The effects of 1-year gluten withdrawal on bone mass, bone metabolism and nutritional status in newly-diagnosed adult coeliac disease patients.Aliment Pharmacol Ther 2000; 14(1):35-43AP
To evaluate the impact of a 1-year gluten-free diet on bone metabolism and nutritional status in coeliac disease.
Bone mineral density, serum indices of bone remodelling, clinical and biochemical nutritional assessment were evaluated in 86 consecutive newly-diagnosed, biopsy proven, coeliac disease patients (untreated). A complete reevaluation, including intestinal biopsy, was repeated within 1 year of dietary treatment (treated).
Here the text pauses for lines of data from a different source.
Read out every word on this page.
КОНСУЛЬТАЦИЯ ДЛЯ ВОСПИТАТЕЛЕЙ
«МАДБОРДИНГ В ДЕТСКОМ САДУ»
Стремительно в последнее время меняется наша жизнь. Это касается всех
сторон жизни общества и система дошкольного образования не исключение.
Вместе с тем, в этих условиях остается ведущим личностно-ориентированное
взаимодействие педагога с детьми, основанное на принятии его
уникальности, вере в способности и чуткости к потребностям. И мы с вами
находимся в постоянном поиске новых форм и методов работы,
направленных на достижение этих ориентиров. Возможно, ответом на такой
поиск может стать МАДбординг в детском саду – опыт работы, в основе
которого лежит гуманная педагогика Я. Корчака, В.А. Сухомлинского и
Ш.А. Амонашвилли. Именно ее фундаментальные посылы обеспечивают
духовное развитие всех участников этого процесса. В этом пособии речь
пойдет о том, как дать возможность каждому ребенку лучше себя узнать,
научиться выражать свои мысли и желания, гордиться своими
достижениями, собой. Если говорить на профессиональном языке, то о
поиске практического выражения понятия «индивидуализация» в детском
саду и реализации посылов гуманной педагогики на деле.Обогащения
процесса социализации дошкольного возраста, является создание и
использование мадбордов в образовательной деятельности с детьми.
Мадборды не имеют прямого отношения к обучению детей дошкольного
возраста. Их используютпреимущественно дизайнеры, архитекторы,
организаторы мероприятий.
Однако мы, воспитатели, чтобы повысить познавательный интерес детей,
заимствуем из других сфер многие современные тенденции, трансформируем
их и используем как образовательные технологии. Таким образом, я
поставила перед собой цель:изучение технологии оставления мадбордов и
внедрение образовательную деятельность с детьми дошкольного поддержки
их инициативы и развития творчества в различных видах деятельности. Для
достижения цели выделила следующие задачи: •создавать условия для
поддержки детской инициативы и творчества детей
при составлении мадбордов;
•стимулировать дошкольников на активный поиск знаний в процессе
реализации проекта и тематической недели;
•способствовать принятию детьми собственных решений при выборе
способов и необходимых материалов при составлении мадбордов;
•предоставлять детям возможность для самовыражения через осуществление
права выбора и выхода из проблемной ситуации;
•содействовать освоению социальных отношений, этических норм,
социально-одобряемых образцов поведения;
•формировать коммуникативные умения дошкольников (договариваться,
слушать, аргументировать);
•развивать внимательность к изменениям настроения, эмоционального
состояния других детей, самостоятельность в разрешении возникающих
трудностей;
Untreated: according to WHO criteria, 34% of patients had a normal bone mineral density, 40% had osteopenia and 26% osteoporosis. Between males and females there were no statistical differences in bone metabolism or in most of the nutritional indices, while, between fertile and postmenopausal women, bone mineral density and several bone metabolism markers were significantly different. Compared to subjects with a normal bone mineral density, osteopenics had higher bone specific alkaline phosphatase (BAP) and Bone-Gla-protein (BGP) values. In patients with a concomitant BAP increase and 25OH vitamin D serum level reduction, bone mineral density and several bone turnover markers were statistically different compared to patients without such a serological pattern. Treated: notwithstanding intestinal biopsy which showed a mucosal recovery in only 57%, gluten-free diet led, even in postmenopausal women, to a significant improvement in bone mineral density, bone metabolism and nutrition, except for folic acid, albumin and pre-albumin serum levels which persisted as abnormal in patients with obdurate mucosal impairment.
Coeliac disease patients are at high risk for developing a low bone mineral density and bone turnover impairment. A gluten-free diet can improve this situation even in postmenopausal women and in patients with incomplete mucosal recovery.